Fraser Sampson, biometrics and surveillance camera commissioner

Fraser Sampson, the Government’s biometrics and surveillance camera commissioner, who has a mandate to ensure the use of facial recognition is lawful and proportionate, said the level of transparency around the technology “falls far short” of what is needed, adding: “It’s almost impossible for the citizen to understand who is using what to watch whom.”

Daragh Murray, senior law lecturer at Queen Mary University and a leading expert on surveillance technology, raised concerns that police forces may be breaching their legal obligations by failing to publish policies on just how and when they are making use of facial recognition. He said: “This raises serious questions regarding the police’s commitment to human rights and their respect for the court system.”

A key issue with the retrospective technology is the fact that the PND and other law enforcement databases continue to contain the images of significant numbers of individuals whose details have been retained despite the fact they were never charged or were subsequently cleared of any charge.

Despite the Court of Appeal ruling more than a decade ago that the retention of these images is unlawful, forces have been repeatedly found to be keeping this data indefinitely. Under existing rules, the only way for an innocent individual to be sure their image does not feature on the PND is to formally request that it be removed.

But with an estimated fewer than 5,300 of such requests being made each year, campaigners argue that instead tens of thousands of images of innocent people are being added to the PND each year because few forces proactively delete custody photos where no further action is taken against an individual. Writing in 2021, Mr Sampson said that UK police forces continue to “retain the vast majority of their custody images indefinitely, regardless of whether the individual has been convicted of an offence”.

In a report earlier this year, Big Brother Watch, a privacy rights campaign group, pointed to an assessment by one of Mr Sampson’s predecessors that the PND holds “hundreds of thousands” of custody pictures of innocent people, adding that the Home Office is unable to say how many unlawfully-held images remain on the system. The campaign group said it believes “millions” of such images have been wrongfully retained and that glitches in the RFR technology could lead to those individuals being wrongly matched as suspects by the system.

Madeleine Stone, senior advocacy officer at Big Brother Watch, said there was a dangerous lack of safeguards and parliamentary oversight in the way RFR is being used.
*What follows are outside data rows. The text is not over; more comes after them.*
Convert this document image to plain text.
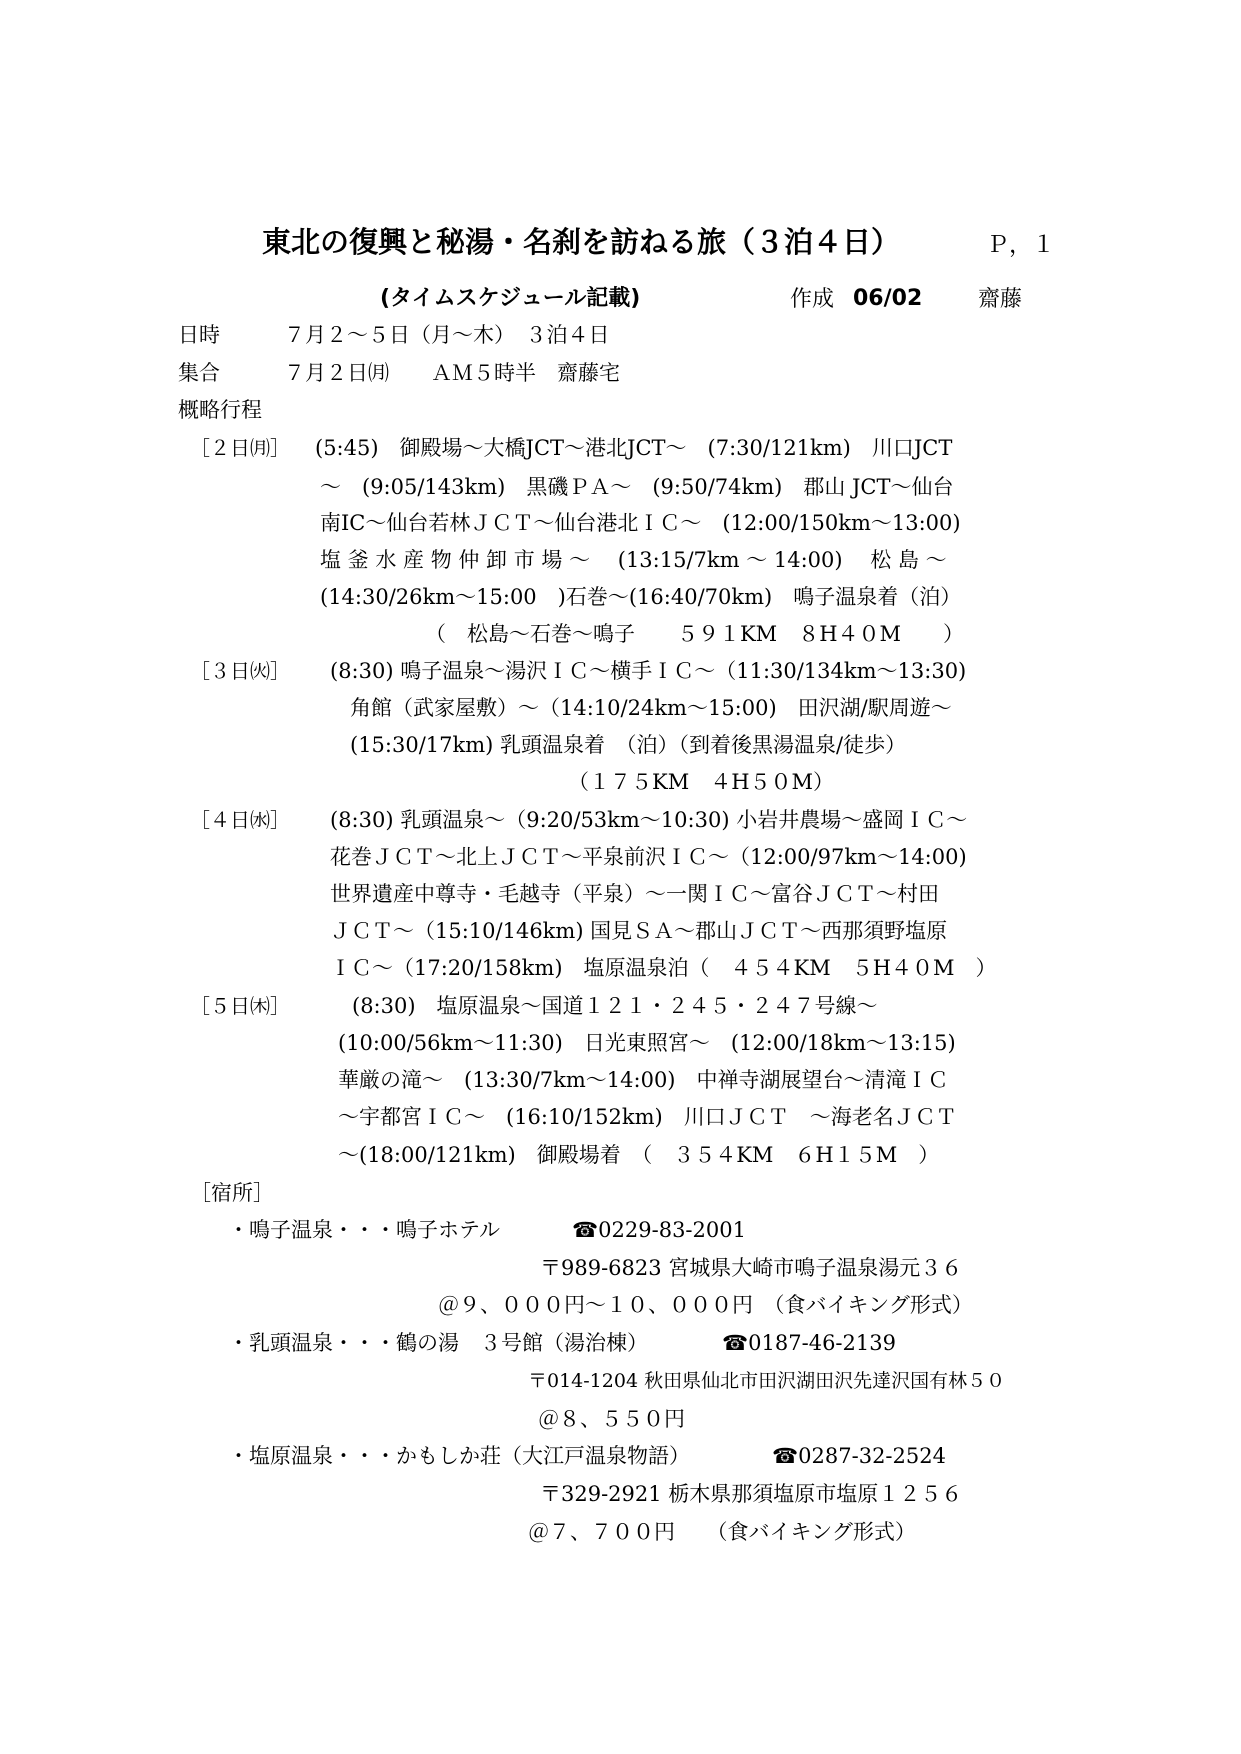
東北の復興と秘湯・名刹を訪ねる旅（３泊４日）	Ｐ，１
(タイムスケジュール記載)	作成 06/02	齋藤
日時	７月２～５日（月～木）　３泊４日
集合	７月２日㈪　　ＡＭ５時半　齋藤宅
概略行程
［２日㈪］ (5:45)　御殿場～大橋JCT～港北JCT～　(7:30/121km)　川口JCT
～　(9:05/143km)　黒磯ＰＡ～　(9:50/74km)　郡山 JCT～仙台
南IC～仙台若林ＪＣＴ～仙台港北ＩＣ～　(12:00/150km～13:00)
塩 釜 水 産 物 仲 卸 市 場 ～　 (13:15/7km ～ 14:00)　 松 島 ～
(14:30/26km～15:00　)石巻～(16:40/70km)　鳴子温泉着（泊）
（　松島～石巻～鳴子　　５９１KM　８H４０M　　）
［３日㈫］ (8:30) 鳴子温泉～湯沢ＩＣ～横手ＩＣ～（11:30/134km～13:30)
角館（武家屋敷）～（14:10/24km～15:00)　田沢湖/駅周遊～
(15:30/17km) 乳頭温泉着　（泊）（到着後黒湯温泉/徒歩）
（１７５KM　４H５０M）
［４日㈬］ (8:30) 乳頭温泉～（9:20/53km～10:30) 小岩井農場～盛岡ＩＣ～
花巻ＪＣＴ～北上ＪＣＴ～平泉前沢ＩＣ～（12:00/97km～14:00)
世界遺産中尊寺・毛越寺（平泉）～一関ＩＣ～富谷ＪＣＴ～村田
ＪＣＴ～（15:10/146km) 国見ＳＡ～郡山ＪＣＴ～西那須野塩原
ＩＣ～（17:20/158km)　塩原温泉泊（　４５４KM　５H４０M　）
［５日㈭］	(8:30)　塩原温泉～国道１２１・２４５・２４７号線～
(10:00/56km～11:30)　日光東照宮～　(12:00/18km～13:15)
華厳の滝～　(13:30/7km～14:00)　中禅寺湖展望台～清滝ＩＣ
～宇都宮ＩＣ～　(16:10/152km)　川口ＪＣＴ　～海老名ＪＣＴ
～(18:00/121km)　御殿場着　（　３５４KM　６H１５M　）
［宿所］
・鳴子温泉・・・鳴子ホテル	☎0229-83-2001
〒989-6823 宮城県大崎市鳴子温泉湯元３６
＠９、０００円～１０、０００円　（食バイキング形式）
・乳頭温泉・・・鶴の湯　３号館（湯治棟）	☎0187-46-2139
〒014-1204 秋田県仙北市田沢湖田沢先達沢国有林５０
＠８、５５０円
・塩原温泉・・・かもしか荘（大江戸温泉物語）	☎0287-32-2524
〒329-2921 栃木県那須塩原市塩原１２５６
＠７、７００円　　（食バイキング形式）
She told i: “Police forces’ ongoing failure to comply with the legal requirement to delete the custody images of unconvicted people means that innocent people could find themselves wrongly labelled as criminal.

“We urgently need a democratic, lawful approach to the role of facial biometrics in Britain, and without this, police forces should not be using this Orwellian technology at all.”

Police forces have long insisted that legacy computer systems mean custody images have to be removed individually and they do not have the resources to weed out all wrongly retained data, despite a private warning from the National Police Chiefs Council (NPCC) last year that failure to do so presents a “challenge in our use of these images for technologies such as facial recognition”.

The NPCC insisted that RFR technology allows police to both identify and eliminate suspects with greater speed and accuracy, adding that it had developed guidance for forces to explain to communities their approach to retaining and disposing of images from the custody database. Lindsey Chadwick, the body’s lead on facial recognition, added: “The database itself remains an effective tool from which we can identify harmful offenders and keep the public safe.”

The Metropolitan Police said facial recognition provided “fantastic opportunities” for more effective policing. A spokesperson added: “As the technology has improved, the Met has increased its use of retrospective facial recognition technology as part of its investigative tool kit. We are also reviewing historical casework of unidentified individuals.”

This article was published in partnership with the i.

This article was corrected to read “all 45 UK territorial police forces” rather than 43 as originally stated.